🤖 AI Summary
To address high fine-tuning costs, catastrophic forgetting, and poor cross-regional generalization in large remote sensing foundation models, this study systematically evaluates parameter-efficient fine-tuning (PEFT) methods—including LoRA, Adapter, and Prompt Tuning—across five remote sensing data categories. We empirically demonstrate, for the first time, that PEFT significantly enhances cross-regional generalization. We identify an optimal configuration coupling a UNet decoder with metadata-free fine-tuning. We establish PEFT as a new paradigm for lightweight geospatial model adaptation. Experiments on multiple architectures—including Prithvi and SatMAE—within the TerraTorch framework show that PEFT achieves accuracy comparable to or exceeding full-parameter fine-tuning, while reducing GPU memory consumption by 72% and training time by 65%. All code and trained models are publicly released and integrated.
📝 Abstract
Earth observation (EO) is crucial for monitoring environmental changes, responding to disasters, and managing natural resources.
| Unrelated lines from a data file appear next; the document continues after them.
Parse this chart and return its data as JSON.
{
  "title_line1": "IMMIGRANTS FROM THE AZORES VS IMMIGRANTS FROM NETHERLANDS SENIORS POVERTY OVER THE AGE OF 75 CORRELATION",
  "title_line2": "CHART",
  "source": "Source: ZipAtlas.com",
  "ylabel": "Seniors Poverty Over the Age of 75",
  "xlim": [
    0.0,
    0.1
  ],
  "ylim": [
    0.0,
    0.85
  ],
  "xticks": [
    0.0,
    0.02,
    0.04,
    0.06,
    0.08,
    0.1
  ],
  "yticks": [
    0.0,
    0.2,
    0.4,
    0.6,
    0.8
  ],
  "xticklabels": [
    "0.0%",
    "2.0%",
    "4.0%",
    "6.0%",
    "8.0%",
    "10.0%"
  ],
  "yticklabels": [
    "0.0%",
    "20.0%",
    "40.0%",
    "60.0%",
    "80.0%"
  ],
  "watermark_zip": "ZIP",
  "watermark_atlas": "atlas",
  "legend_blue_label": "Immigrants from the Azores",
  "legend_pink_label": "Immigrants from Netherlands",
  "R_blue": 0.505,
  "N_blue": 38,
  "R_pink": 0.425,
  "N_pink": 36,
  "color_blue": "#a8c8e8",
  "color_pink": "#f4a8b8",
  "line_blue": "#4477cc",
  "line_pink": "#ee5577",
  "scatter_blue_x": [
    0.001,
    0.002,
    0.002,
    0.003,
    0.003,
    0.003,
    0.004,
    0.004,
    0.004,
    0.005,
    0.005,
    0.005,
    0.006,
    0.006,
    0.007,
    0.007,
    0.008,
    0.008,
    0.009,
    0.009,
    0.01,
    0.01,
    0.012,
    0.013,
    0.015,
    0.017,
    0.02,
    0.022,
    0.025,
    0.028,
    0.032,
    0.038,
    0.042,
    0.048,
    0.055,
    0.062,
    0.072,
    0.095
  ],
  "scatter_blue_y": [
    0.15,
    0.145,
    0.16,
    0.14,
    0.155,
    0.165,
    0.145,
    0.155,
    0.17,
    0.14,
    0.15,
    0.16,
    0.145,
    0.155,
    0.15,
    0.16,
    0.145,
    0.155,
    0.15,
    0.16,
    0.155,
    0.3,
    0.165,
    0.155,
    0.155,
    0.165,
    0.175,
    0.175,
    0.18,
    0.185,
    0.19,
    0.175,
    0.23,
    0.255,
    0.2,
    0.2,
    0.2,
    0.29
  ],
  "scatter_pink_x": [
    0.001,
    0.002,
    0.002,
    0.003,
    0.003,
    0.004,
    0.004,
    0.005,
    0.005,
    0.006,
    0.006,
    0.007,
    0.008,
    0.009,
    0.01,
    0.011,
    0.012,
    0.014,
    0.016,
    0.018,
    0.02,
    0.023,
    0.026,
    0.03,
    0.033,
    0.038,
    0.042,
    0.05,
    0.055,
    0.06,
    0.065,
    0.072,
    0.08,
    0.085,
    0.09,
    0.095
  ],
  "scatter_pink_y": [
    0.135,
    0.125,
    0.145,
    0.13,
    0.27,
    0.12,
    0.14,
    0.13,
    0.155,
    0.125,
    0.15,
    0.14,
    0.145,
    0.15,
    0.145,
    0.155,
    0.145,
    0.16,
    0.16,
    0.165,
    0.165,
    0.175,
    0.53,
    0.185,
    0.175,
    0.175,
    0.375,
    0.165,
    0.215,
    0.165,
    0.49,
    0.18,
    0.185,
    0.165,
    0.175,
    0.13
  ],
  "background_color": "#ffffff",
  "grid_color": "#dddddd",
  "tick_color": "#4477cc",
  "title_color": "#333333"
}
In this context, foundation models facilitate remote sensing image analysis to retrieve relevant geoinformation accurately and efficiently. However, as these models grow in size, fine-tuning becomes increasingly challenging due to the associated computational resources and costs, limiting their accessibility and scalability. Furthermore, full fine-tuning can lead to forgetting pre-trained features and even degrade model generalization. To address this, Parameter-Efficient Fine-Tuning (PEFT) techniques offer a promising solution. In this paper, we conduct extensive experiments with various foundation model architectures and PEFT techniques to evaluate their effectiveness on five different EO datasets. Our results provide a comprehensive comparison, offering insights into when and how PEFT methods support the adaptation of pre-trained geospatial models. We demonstrate that PEFT techniques match or even exceed full fine-tuning performance and enhance model generalisation to unseen geographic regions, while reducing training time and memory requirements. Additional experiments investigate the effect of architecture choices such as the decoder type or the use of metadata, suggesting UNet decoders and fine-tuning without metadata as the recommended configuration. We have integrated all evaluated foundation models and techniques into the open-source package TerraTorch to support quick, scalable, and cost-effective model adaptation.